Qatar Reinsurance Company (Qatar Re), the reinsurance arm of Qatar Insurance, has won the much-coveted bond/sukuk deal of the year by ‘Debut Issuer’ award at the ‘Bonds, Loans & Sukuk Middle East’ awards ceremony that was recently held in Dubai.
Qatar Re was also conferred a number of titles, including ‘the most oversubscribed issuance from the Mena region, the highest rated hybrid capital issuance in the region and the first US dollar-denominated capital market issuance from an insurer based out of the Mena.’
The Bonds, Loans & Sukuk Middle East award ceremony recognises outstanding achievement and celebrates excellence in the Middle Eastern Debt Capital markets.
The winners were selected by a judging board comprising influential international investors from the banking and finance industry having a 1,000 years’ collective experience within fixed income markets.
In February, Qatar Re raised Solvency II compliant Tier 2 capital to facilitate growth within the business and help the company enhance its global reinsurance footprint. This led to the successful issuance of $450mn in Hybrid Tier 2 Perpetual Subordinated Capital Notes in March — a “landmark” deal for the company and the region’s capital markets.
During a three-day accelerated roadshow in early March, a two-member execution team mandated lead arrangers target real money accounts in Asia, Europe and the Middle East, allowing the company to gauge market sentiment for the new issuance.
A blend of positive investor engagement coupled with the scarcity of this kind of issuance in the region led to a very strong order book growth.
The deal was structured with optional deferral of coupons, allowing flexibility of equity treatment while ensuring better capitalisation ratios. The transaction carried an intermediate (100%) equity credit rating from international credit rating agency Standard & Poor’s.

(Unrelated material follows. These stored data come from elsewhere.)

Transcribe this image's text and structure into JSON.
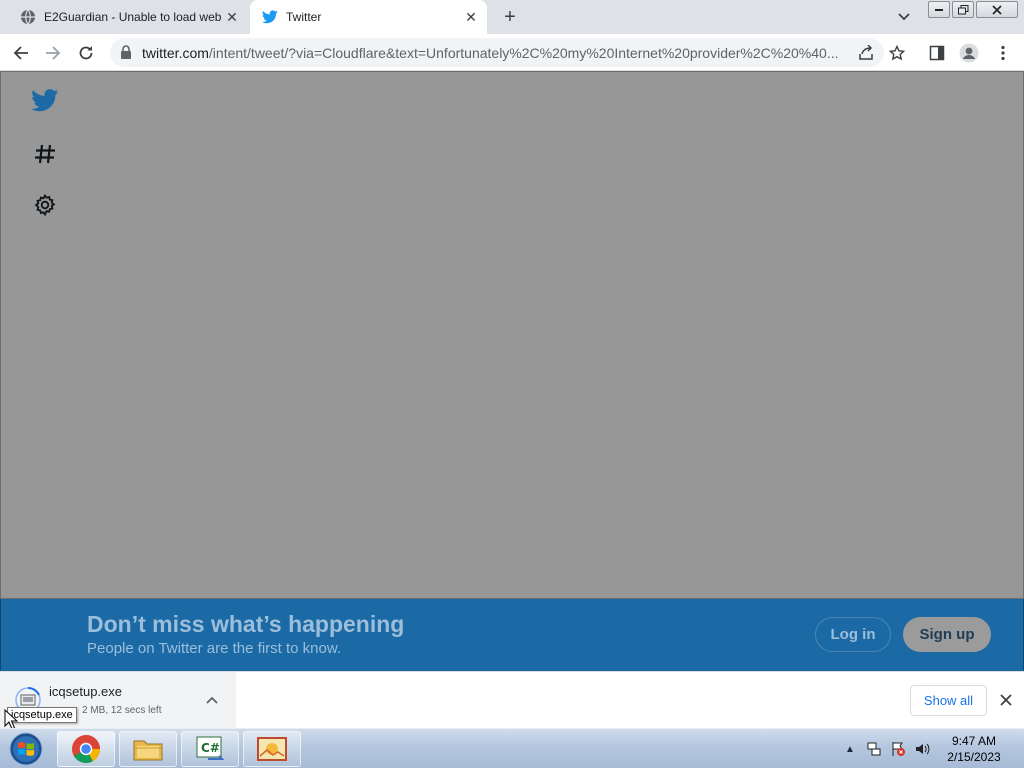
{
  "browser": {
    "tabs": [
      {
        "title": "E2Guardian - Unable to load web",
        "favicon": "globe-icon",
        "active": false
      },
      {
        "title": "Twitter",
        "favicon": "twitter-bird-icon",
        "active": true
      }
    ],
    "address_bar": {
      "host": "twitter.com",
      "path": "/intent/tweet/?via=Cloudflare&text=Unfortunately%2C%20my%20Internet%20provider%2C%20%40..."
    }
  },
  "page": {
    "overlay_color": "#979797",
    "sidebar_icons": [
      "twitter-bird-icon",
      "hashtag-icon",
      "settings-gear-icon"
    ],
    "banner": {
      "headline": "Don’t miss what’s happening",
      "subtext": "People on Twitter are the first to know.",
      "login_label": "Log in",
      "signup_label": "Sign up",
      "background": "#1b6aa5"
    }
  },
  "download_shelf": {
    "file_name": "icqsetup.exe",
    "status": "2 MB, 12 secs left",
    "tooltip": "icqsetup.exe",
    "show_all_label": "Show all"
  },
  "taskbar": {
    "apps": [
      "windows-start-orb",
      "chrome-icon",
      "file-explorer-icon",
      "csharp-app-icon",
      "image-viewer-icon"
    ],
    "clock": {
      "time": "9:47 AM",
      "date": "2/15/2023"
    }
  }
}
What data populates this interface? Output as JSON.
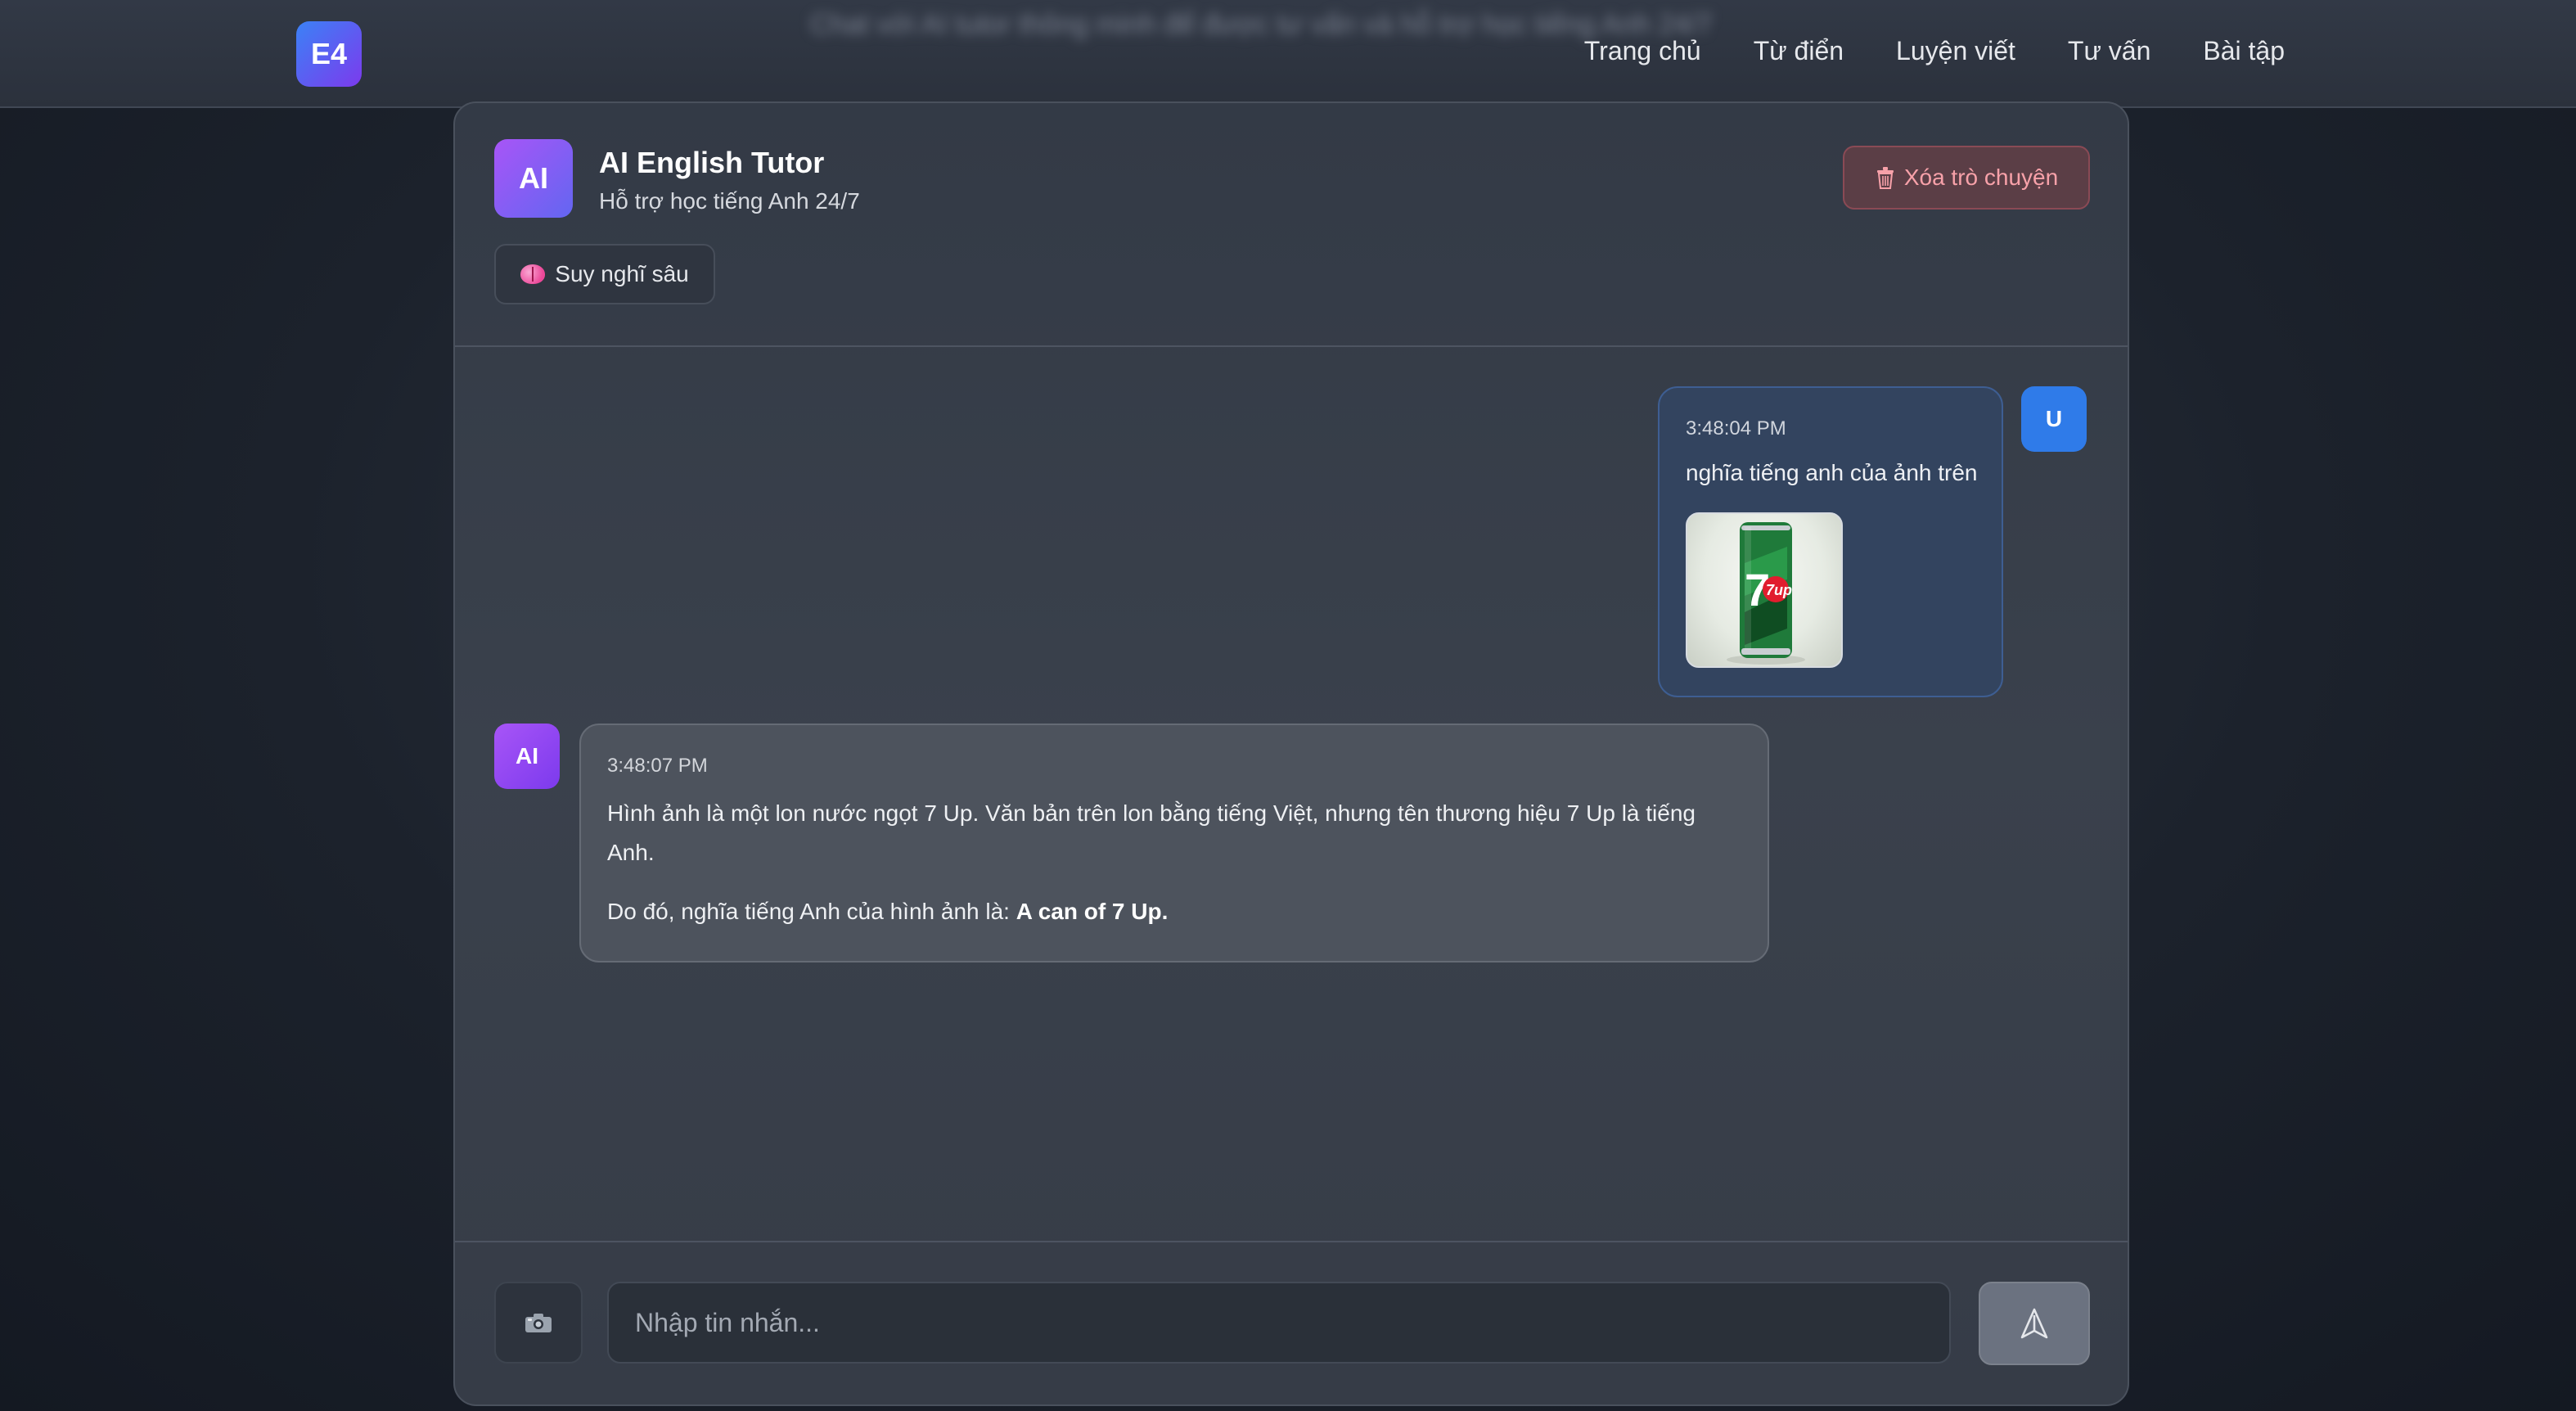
{
  "header": {
    "tagline": "Chat với AI tutor thông minh để được tư vấn và hỗ trợ học tiếng Anh 24/7",
    "logo": "E4",
    "nav": [
      "Trang chủ",
      "Từ điển",
      "Luyện viết",
      "Tư vấn",
      "Bài tập"
    ]
  },
  "chat": {
    "avatar": "AI",
    "title": "AI English Tutor",
    "subtitle": "Hỗ trợ học tiếng Anh 24/7",
    "clear_label": "Xóa trò chuyện",
    "think_label": "Suy nghĩ sâu",
    "clear_icon": "trash-icon",
    "think_icon": "brain-icon"
  },
  "messages": {
    "user": {
      "avatar": "U",
      "time": "3:48:04 PM",
      "text": "nghĩa tiếng anh của ảnh trên",
      "image_label": "7up"
    },
    "ai": {
      "avatar": "AI",
      "time": "3:48:07 PM",
      "p1": "Hình ảnh là một lon nước ngọt 7 Up. Văn bản trên lon bằng tiếng Việt, nhưng tên thương hiệu 7 Up là tiếng Anh.",
      "p2_prefix": "Do đó, nghĩa tiếng Anh của hình ảnh là: ",
      "p2_bold": "A can of 7 Up."
    }
  },
  "composer": {
    "placeholder": "Nhập tin nhắn...",
    "camera_icon": "camera-icon",
    "send_icon": "send-icon"
  },
  "colors": {
    "accent_blue": "#2f7be9",
    "accent_purple": "#a855f7",
    "danger": "#f7a1a9",
    "user_bubble": "#33445f",
    "ai_bubble": "#4d535d"
  }
}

The final order book witnessed an oversubscription of 14.4x and generated orders from over 290 high quality accounts.
A robust demand for the notes prompted the execution team to ensure that the investor base was well diversified. In view of this, 30% of the transaction was allocated to accounts based in Asia, while 29%, 20% and 19% of the transaction were allocated in the UK, Middle East and Continental Europe. About 57% of the paper was allocated to fund managers and hedge funds, while banks, private banks and other insurers accounted for 43% of the allocations.
On the new accomplishment, QIC Group president & CEO Khalifa Abdulla Turki al-Subaey said, “QIC is honoured to receive this prestigious award. Not only does it highlight the group’s in-house expertise at capital structuring, but it also puts under spotlight the innovative approaches adopted to ensure that the group’s capital adequacy ratio remains well above the levels mandated by Solvency II.”
He further added, “This award inspires us to renew our focus towards our mission to be ranked amongst the top insurance companies in the world. We will continue to ensure sustainable returns for our customers and other stakeholders while showcasing QIC as a leading insurance powerhouse in the region and across global markets.”